Macau considers national security law
Macau may propose a national security law by the end of this year.
There might not be any public consultation, as the government does not expect much opposition.
Hong Kong and Macau have the same Article 23 in their Basic Laws.
Both cities must have laws protecting the government.
An Article 23 bill was introduced in Hong Kong in 2002.
However, a protest by half a million people in July 2003 forced the law to be delayed indefinitely.
Macau Chief Executive Edmund Ho Hau-wah said Macau people had already agreed on the need to protect the government.
Mr Ho said the government would try to bring in a national security law before his term of office ended in December next year. His comments caused concern that Hong Kong might be under pressure to revive its own security law.
An analyst said the Macau government had not mentioned Article 23 this year for fear of affecting the Legislative Council election in Hong Kong.
A source said Mr Ho would avoid the issue unless pressed by Beijing.
'Mr Ho has said in private that 'we might become a sitting target if we enacted it ahead of Hong Kong'.'
James Sung Lap-kung, a political scientist at City University, said the Hong Kong government might face greater pressure to decide on Article 23 if such a law was passed in Macau.
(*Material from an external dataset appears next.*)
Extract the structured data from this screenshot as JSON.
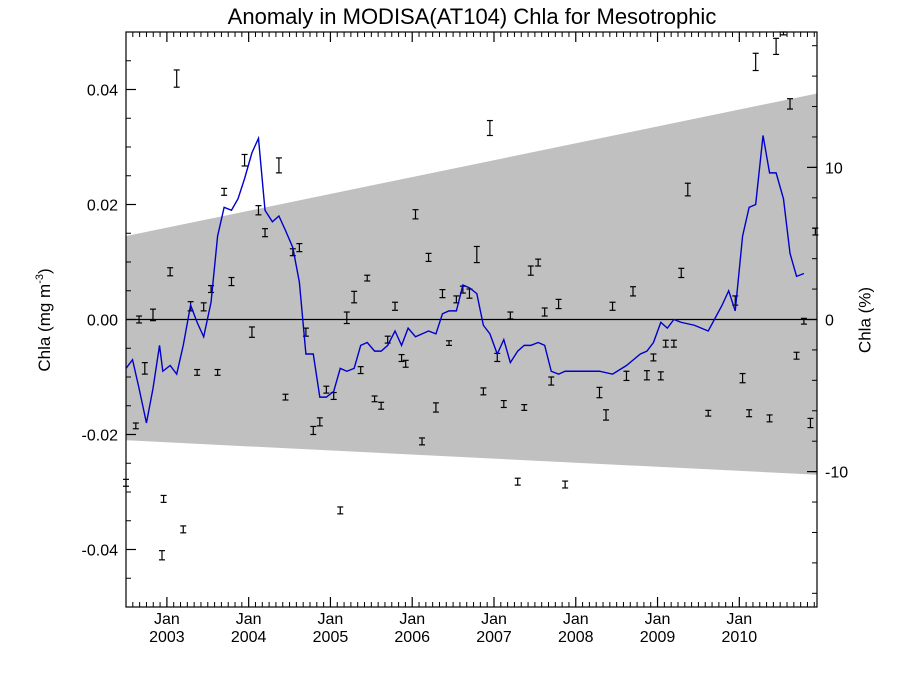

Macau lawmaker Jose Coutinho said there were many urgent laws to pass in the next political year.
'I don't see any urgency in bringing in the security law,' he said. 'We should focus on pressing issues such as the need for a union law.'
The starting date of the new political term has been changed to today from mid-October because of a busy schedule.
Many laws in Macau have not been changed to keep pace with the city's fast economic growth in recent years. Macau legislator Au Kam-san, a pro-democracy representative, said he would not oppose a national security law if it was based on internationally accepted principles.